It used to be said that the presidency ought to seek the candidate rather than the other way around. Yet in recent years, individuals thought of as presidential only by their mothers have decided they ought to be in the White House and have devoted all their time (and some of your money) in pursuit of the prize. Some even got nominated, thanks to a primary system that rewards early-entering long shots. It could happen again.
What national Democratic leaders urged Paul Tsongas, the former (one-term) Massachusetts senator, to run for president? Who said to Iowa's Sen. Tom Harkin, "lead us back into the White House"? Are there really influential Democrats telling Gov. Bill Clinton of Arkansas or Sen. John D. Rockefeller IV of West Virginia they must renege on pledges not to run for president in 1992 because the party needs them? Is there any party official who has advised Jesse Jackson, who has twice run in the primaries and lost badly, that this is his year?
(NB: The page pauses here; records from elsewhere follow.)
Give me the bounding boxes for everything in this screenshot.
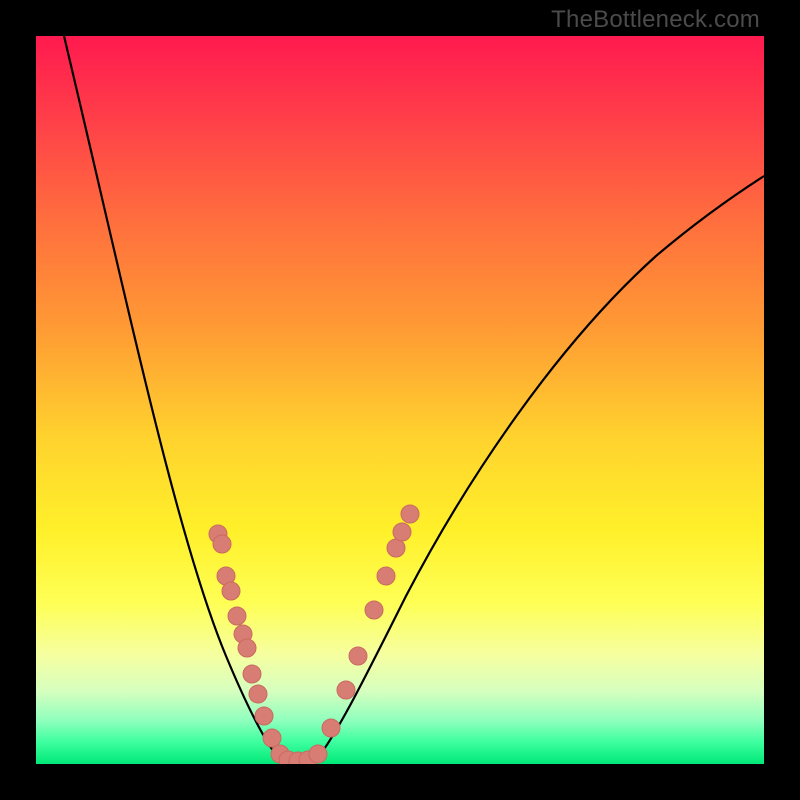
watermark-text: TheBottleneck.com xyxy=(551,6,760,34)
data-point xyxy=(377,567,395,585)
data-point xyxy=(263,729,281,747)
data-point xyxy=(309,745,327,763)
chart-frame: TheBottleneck.com xyxy=(0,0,800,800)
data-point xyxy=(393,523,411,541)
data-point xyxy=(387,539,405,557)
data-point xyxy=(322,719,340,737)
data-point xyxy=(255,707,273,725)
data-point xyxy=(349,647,367,665)
plot-area xyxy=(36,36,764,764)
plot-svg xyxy=(36,36,764,764)
data-point xyxy=(213,535,231,553)
data-point xyxy=(401,505,419,523)
gradient-background xyxy=(36,36,764,764)
data-point xyxy=(243,665,261,683)
data-point xyxy=(365,601,383,619)
data-point xyxy=(238,639,256,657)
data-point xyxy=(337,681,355,699)
data-point xyxy=(228,607,246,625)
data-point xyxy=(222,582,240,600)
data-point xyxy=(249,685,267,703)
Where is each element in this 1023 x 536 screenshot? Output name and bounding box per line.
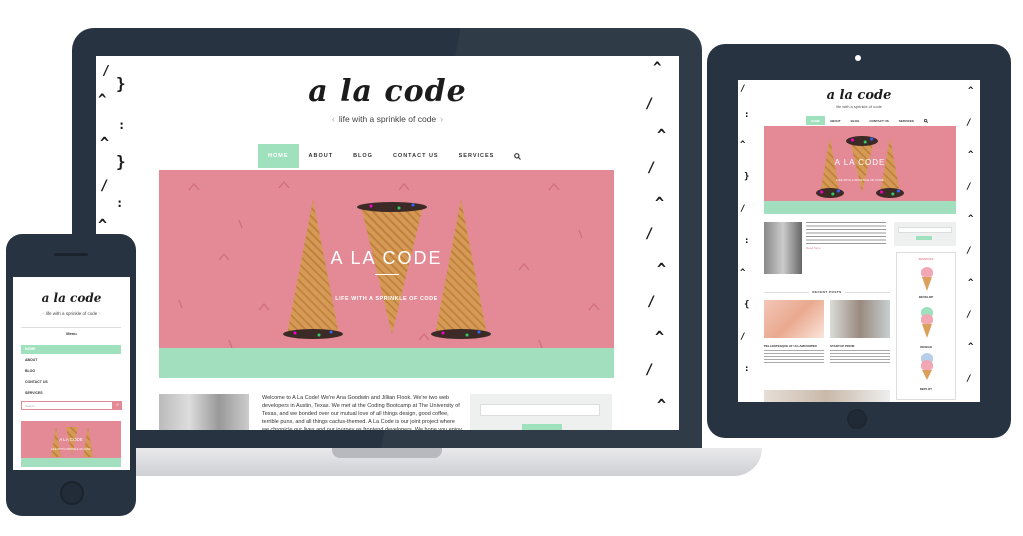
phone-screen: a la code ‹ life with a sprinkle of code… <box>13 277 130 470</box>
site-logo[interactable]: a la code <box>134 74 641 109</box>
service-design: DESIGN <box>920 345 932 349</box>
phone-hero-band <box>21 458 121 467</box>
tablet-screen: /: ^ } /: ^{/ : ^ / ^ / ^ / ^ / ^ / a la code li… <box>738 80 980 402</box>
phone-nav-blog[interactable]: BLOG <box>21 367 121 376</box>
tablet-nav-home[interactable]: HOME <box>806 116 825 125</box>
tablet-pattern-right: ^ / ^ / ^ / ^ / ^ / <box>966 86 974 384</box>
phone-nav-about[interactable]: ABOUT <box>21 356 121 365</box>
tablet-pattern-left: /: ^ } /: ^{/ : <box>740 84 750 374</box>
tablet-recent-posts-text: RECENT POSTS <box>809 290 845 294</box>
tablet-home-button[interactable] <box>847 409 867 429</box>
tablet-services-widget: SERVICES DEVELOP DESIGN DEPLOY <box>896 252 956 400</box>
phone-menu-divider <box>21 327 121 328</box>
tablet-nav: HOME ABOUT BLOG CONTACT US SERVICES <box>806 116 933 125</box>
tablet-recent-posts-label: RECENT POSTS <box>764 290 890 294</box>
author-photo <box>159 394 249 430</box>
tablet-nav-contact-us[interactable]: CONTACT US <box>864 116 893 125</box>
phone-site-logo[interactable]: a la code <box>13 291 130 305</box>
phone-menu-label[interactable]: Menu <box>13 331 130 336</box>
hero-divider <box>375 274 399 275</box>
tablet-nav-services[interactable]: SERVICES <box>894 116 919 125</box>
phone-home-button[interactable] <box>60 481 84 505</box>
phone-cone-left <box>51 427 61 457</box>
tablet-camera <box>855 55 861 61</box>
pattern-right: ^ / ^ / ^ / ^ / ^ / ^ <box>641 56 679 430</box>
chevron-right-icon: › <box>440 114 444 124</box>
laptop-screen: / } ^ : ^ } / : ^ { / : ^ } / : a la cod… <box>96 56 679 430</box>
ice-cream-icon <box>921 267 933 291</box>
tablet-post-image-2[interactable] <box>830 300 890 338</box>
tablet-author-photo <box>764 222 802 274</box>
tablet-site-logo[interactable]: a la code <box>738 88 980 103</box>
hero-subtitle: LIFE WITH A SPRINKLE OF CODE <box>335 296 438 302</box>
phone-cone-right <box>83 427 93 457</box>
tablet-post-excerpt-1 <box>764 350 824 364</box>
tagline-text: life with a sprinkle of code <box>338 114 437 124</box>
intro-text: Welcome to A La Code! We're Ana Goodwin … <box>262 395 462 430</box>
ice-cream-cone-center <box>357 202 427 334</box>
tablet-search-widget <box>894 222 956 246</box>
phone-hero-subtitle: LIFE WITH A SPRINKLE OF CODE <box>51 448 91 451</box>
sidebar-search-widget <box>470 394 612 430</box>
phone-nav-home[interactable]: HOME <box>21 345 121 354</box>
tablet-hero-banner: A LA CODE LIFE WITH A SPRINKLE OF CODE <box>764 126 956 214</box>
tablet-hero-subtitle: LIFE WITH A SPRINKLE OF CODE <box>836 178 884 182</box>
site-tagline: ‹ life with a sprinkle of code › <box>134 114 641 124</box>
laptop-notch <box>332 448 442 458</box>
service-deploy: DEPLOY <box>919 387 933 391</box>
tablet-post-title-2[interactable]: STARTUP PRIUM <box>830 344 854 348</box>
phone-tagline-text: life with a sprinkle of code <box>45 311 98 316</box>
ice-cream-icon <box>921 353 933 380</box>
phone-hero-title: A LA CODE <box>59 437 83 442</box>
hero-mint-band <box>159 348 614 378</box>
main-nav: HOME ABOUT BLOG CONTACT US SERVICES <box>258 144 531 168</box>
sidebar-search-input[interactable] <box>480 404 600 416</box>
tablet-services-label: SERVICES <box>918 257 934 261</box>
hero-banner: A LA CODE LIFE WITH A SPRINKLE OF CODE <box>159 170 614 378</box>
phone-speaker <box>54 253 88 256</box>
tablet-tagline: life with a sprinkle of code <box>836 104 882 109</box>
tablet-search-button[interactable] <box>916 236 932 240</box>
phone-tagline: ‹ life with a sprinkle of code › <box>13 311 130 316</box>
tablet-post-image-3[interactable] <box>764 390 890 402</box>
tablet-post-image-1[interactable] <box>764 300 824 338</box>
nav-contact-us[interactable]: CONTACT US <box>383 144 449 168</box>
search-icon[interactable]: ⌕ <box>113 401 122 410</box>
nav-services[interactable]: SERVICES <box>449 144 505 168</box>
ice-cream-icon <box>921 307 933 338</box>
tablet-post-title-1[interactable]: PELLENTESQUE AT ULLAMCORPER <box>764 344 817 348</box>
nav-home[interactable]: HOME <box>258 144 299 168</box>
tablet-intro-text <box>806 222 886 244</box>
phone-search-input[interactable]: Search <box>21 401 113 410</box>
tablet-read-more-link[interactable]: Read More <box>806 246 821 250</box>
nav-blog[interactable]: BLOG <box>343 144 383 168</box>
phone-nav-services[interactable]: SERVICES <box>21 389 121 398</box>
tablet-search-input[interactable] <box>898 227 952 233</box>
tablet-hero-title: A LA CODE <box>834 158 886 167</box>
service-develop: DEVELOP <box>918 295 934 299</box>
phone-nav-contact-us[interactable]: CONTACT US <box>21 378 121 387</box>
search-icon[interactable] <box>919 116 933 125</box>
chevron-right-icon: › <box>97 311 101 316</box>
laptop-page: a la code ‹ life with a sprinkle of code ›… <box>134 56 641 430</box>
tablet-nav-blog[interactable]: BLOG <box>846 116 865 125</box>
tablet-nav-about[interactable]: ABOUT <box>825 116 846 125</box>
tablet-hero-band <box>764 201 956 214</box>
phone-hero-banner: A LA CODE LIFE WITH A SPRINKLE OF CODE <box>21 421 121 467</box>
search-icon[interactable] <box>504 144 531 168</box>
chevron-left-icon: ‹ <box>331 114 335 124</box>
nav-about[interactable]: ABOUT <box>299 144 344 168</box>
hero-title: A LA CODE <box>330 248 443 268</box>
tablet-post-excerpt-2 <box>830 350 890 364</box>
sidebar-search-button[interactable] <box>522 424 562 430</box>
device-mockup-stage: / } ^ : ^ } / : ^ { / : ^ } / : a la cod… <box>0 0 1023 536</box>
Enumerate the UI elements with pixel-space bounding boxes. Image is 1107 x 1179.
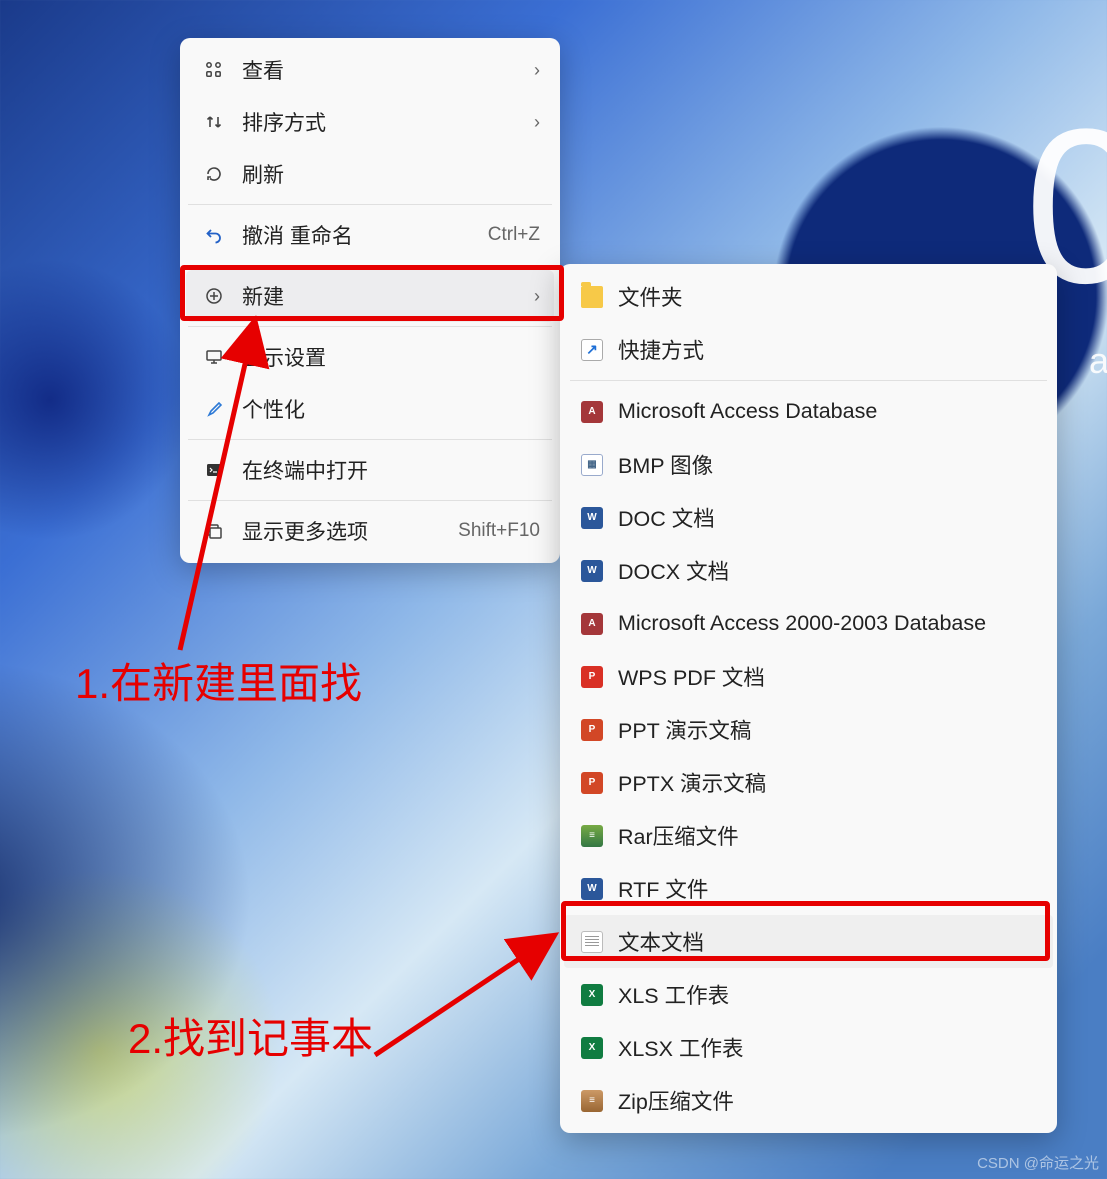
new-shortcut-label: 快捷方式 xyxy=(618,334,704,365)
new-rar[interactable]: ≡ Rar压缩文件 xyxy=(564,809,1053,862)
desktop-context-menu: 查看 › 排序方式 › 刷新 撤消 重命名 Ctrl+Z 新建 › 显示设置 个… xyxy=(180,38,560,563)
new-text-document[interactable]: 文本文档 xyxy=(564,915,1053,968)
menu-personalize-label: 个性化 xyxy=(242,394,540,424)
new-shortcut[interactable]: ↗ 快捷方式 xyxy=(564,323,1053,376)
new-pptx[interactable]: P PPTX 演示文稿 xyxy=(564,756,1053,809)
menu-view-label: 查看 xyxy=(242,55,534,85)
new-xls[interactable]: X XLS 工作表 xyxy=(564,968,1053,1021)
annotation-text-2: 2.找到记事本 xyxy=(128,1005,373,1066)
file-type-label: PPT 演示文稿 xyxy=(618,714,751,745)
wallpaper-side-char: a xyxy=(1089,340,1107,382)
menu-undo-shortcut: Ctrl+Z xyxy=(488,224,540,246)
menu-separator xyxy=(188,204,552,205)
pptx-icon: P xyxy=(580,771,604,795)
new-zip[interactable]: ≡ Zip压缩文件 xyxy=(564,1074,1053,1127)
new-xlsx[interactable]: X XLSX 工作表 xyxy=(564,1021,1053,1074)
bmp-icon: ▦ xyxy=(580,453,604,477)
new-docx[interactable]: W DOCX 文档 xyxy=(564,544,1053,597)
file-type-label: XLSX 工作表 xyxy=(618,1032,743,1063)
folder-icon xyxy=(580,285,604,309)
menu-personalize[interactable]: 个性化 xyxy=(186,383,554,435)
xls-icon: X xyxy=(580,983,604,1007)
menu-undo-rename[interactable]: 撤消 重命名 Ctrl+Z xyxy=(186,209,554,261)
display-icon xyxy=(200,348,228,366)
menu-new-label: 新建 xyxy=(242,281,534,311)
more-options-icon xyxy=(200,522,228,540)
new-access-db[interactable]: A Microsoft Access Database xyxy=(564,385,1053,438)
file-type-label: DOCX 文档 xyxy=(618,555,729,586)
menu-refresh[interactable]: 刷新 xyxy=(186,148,554,200)
doc-icon: W xyxy=(580,506,604,530)
menu-separator xyxy=(188,500,552,501)
menu-refresh-label: 刷新 xyxy=(242,159,540,189)
new-ppt[interactable]: P PPT 演示文稿 xyxy=(564,703,1053,756)
chevron-right-icon: › xyxy=(534,60,540,81)
access-icon: A xyxy=(580,400,604,424)
menu-sort[interactable]: 排序方式 › xyxy=(186,96,554,148)
file-type-label: WPS PDF 文档 xyxy=(618,661,765,692)
menu-separator xyxy=(188,439,552,440)
menu-view[interactable]: 查看 › xyxy=(186,44,554,96)
menu-display-settings[interactable]: 显示设置 xyxy=(186,331,554,383)
access-2000-icon: A xyxy=(580,612,604,636)
zip-icon: ≡ xyxy=(580,1089,604,1113)
new-doc[interactable]: W DOC 文档 xyxy=(564,491,1053,544)
menu-open-terminal[interactable]: 在终端中打开 xyxy=(186,444,554,496)
terminal-icon xyxy=(200,461,228,479)
new-folder-label: 文件夹 xyxy=(618,281,683,312)
menu-display-label: 显示设置 xyxy=(242,342,540,372)
new-folder[interactable]: 文件夹 xyxy=(564,270,1053,323)
brush-icon xyxy=(200,400,228,418)
file-type-label: RTF 文件 xyxy=(618,873,708,904)
file-type-label: Microsoft Access Database xyxy=(618,399,877,424)
chevron-right-icon: › xyxy=(534,286,540,307)
rtf-icon: W xyxy=(580,877,604,901)
file-type-label: BMP 图像 xyxy=(618,449,713,480)
file-type-label: XLS 工作表 xyxy=(618,979,729,1010)
menu-sort-label: 排序方式 xyxy=(242,107,534,137)
file-type-label: PPTX 演示文稿 xyxy=(618,767,766,798)
new-submenu: 文件夹 ↗ 快捷方式 A Microsoft Access Database ▦ B… xyxy=(560,264,1057,1133)
submenu-separator xyxy=(570,380,1047,381)
file-type-label: Zip压缩文件 xyxy=(618,1085,734,1116)
menu-terminal-label: 在终端中打开 xyxy=(242,455,540,485)
refresh-icon xyxy=(200,165,228,183)
file-type-label: 文本文档 xyxy=(618,926,704,957)
rar-icon: ≡ xyxy=(580,824,604,848)
menu-show-more[interactable]: 显示更多选项 Shift+F10 xyxy=(186,505,554,557)
new-bmp[interactable]: ▦ BMP 图像 xyxy=(564,438,1053,491)
menu-more-label: 显示更多选项 xyxy=(242,516,458,546)
new-rtf[interactable]: W RTF 文件 xyxy=(564,862,1053,915)
grid-icon xyxy=(200,61,228,79)
sort-icon xyxy=(200,113,228,131)
menu-more-shortcut: Shift+F10 xyxy=(458,520,540,542)
undo-icon xyxy=(200,226,228,244)
chevron-right-icon: › xyxy=(534,112,540,133)
watermark: CSDN @命运之光 xyxy=(977,1152,1099,1173)
new-pdf[interactable]: P WPS PDF 文档 xyxy=(564,650,1053,703)
ppt-icon: P xyxy=(580,718,604,742)
pdf-icon: P xyxy=(580,665,604,689)
menu-new[interactable]: 新建 › xyxy=(186,270,554,322)
file-type-label: Rar压缩文件 xyxy=(618,820,739,851)
menu-separator xyxy=(188,265,552,266)
shortcut-icon: ↗ xyxy=(580,338,604,362)
file-type-label: DOC 文档 xyxy=(618,502,715,533)
new-access-2000[interactable]: A Microsoft Access 2000-2003 Database xyxy=(564,597,1053,650)
docx-icon: W xyxy=(580,559,604,583)
plus-circle-icon xyxy=(200,287,228,305)
menu-separator xyxy=(188,326,552,327)
annotation-text-1: 1.在新建里面找 xyxy=(75,650,362,711)
txt-icon xyxy=(580,930,604,954)
file-type-label: Microsoft Access 2000-2003 Database xyxy=(618,611,986,636)
xlsx-icon: X xyxy=(580,1036,604,1060)
menu-undo-label: 撤消 重命名 xyxy=(242,220,488,250)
The politics of presidential nomination has become a self-serving process. All of these men are being reported by the media as would-be presidential candidates because they have invited such coverage. It has been a long time since party leaders did, in fact, pressure reluctant but qualified candidates to seek the presidency. It has been a long time since a candidate entered the nominating contest with a national constituency already behind him. You have to go back to the 1950s to find pure examples of what we are talking about: Dwight Eisenhower and Adlai Stevenson.